One of the most difficult situations I have ever had face during my tenure as VP of my company was the decision of whether to fire xxx, an experienced employee, who I had worked with closely for two years. The decision arrived at my desk after a new CEO was appointed, and I became his VP, in charge of most employees. Together, we decided that we were going to transform our small and quiet company into a leading research firm with a target of 50% sales growth over the next 2 years. For that, we needed a devoted team that was committed to this goal.
This vision did not fit xxx. She left a large corporation where she worked long hours, and one of the main reasons she chose to join us was the laid-back and relaxed atmosphere of a small company- exactly what we were determined to change. Although talented, she did only the minimum necessary and was not willing to make any sacrifices and commit to our goal.
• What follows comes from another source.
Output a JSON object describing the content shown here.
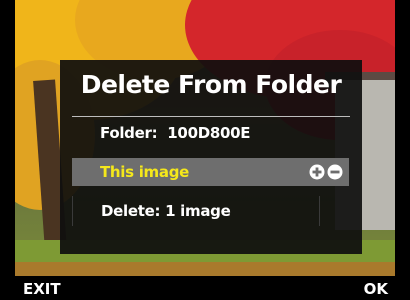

I faced a tough decision. On the one hand, firing a talented and experienced employee, in a time when most of the employees were new (as we wanted to drive growth we recruited new people), seemed unwise. In addition, I knew that our relationships with major clients might get hurt and a substantial knowledge base would be lost
On the other hand, not firing her would mean establishing double standards for our employees – most were required to work hard, whereas xxx was leaving early and refused to contribute extra efforts. Her opposition to the change had already begun creating undesired effects, as a few of the employees resented her.
In order to solve the problem, I tried to make xxx relate to the new goals and change her attitude. In addition, we also improved the company’s bonus program, based also on her comments, in order to reward the extra efforts. When all milder measures failed, I had to make a decision.
I decided to fire xxx. Although I knew that in the short run things would be difficult, I concluded there was no other way. I needed the most dedicated team possible, a team that was personally committed to the growth of the company. XXX, as head of a major division, would have undermined this effort in the long run.
Personally, making the decision was very hard. It meant firing someone with whom I had worked closely for a long time. However, In terms of team spirit, matters improved greatly, and we succeeded in building the right team to lead the company forward. The new division head that replaced xxx was a highly motivated manager, and with her, I had a team that could reach the ambitious goals we set, and indeed, in two years we have doubled the company’s project capacity, with a great improvement of research quality and customer satisfaction.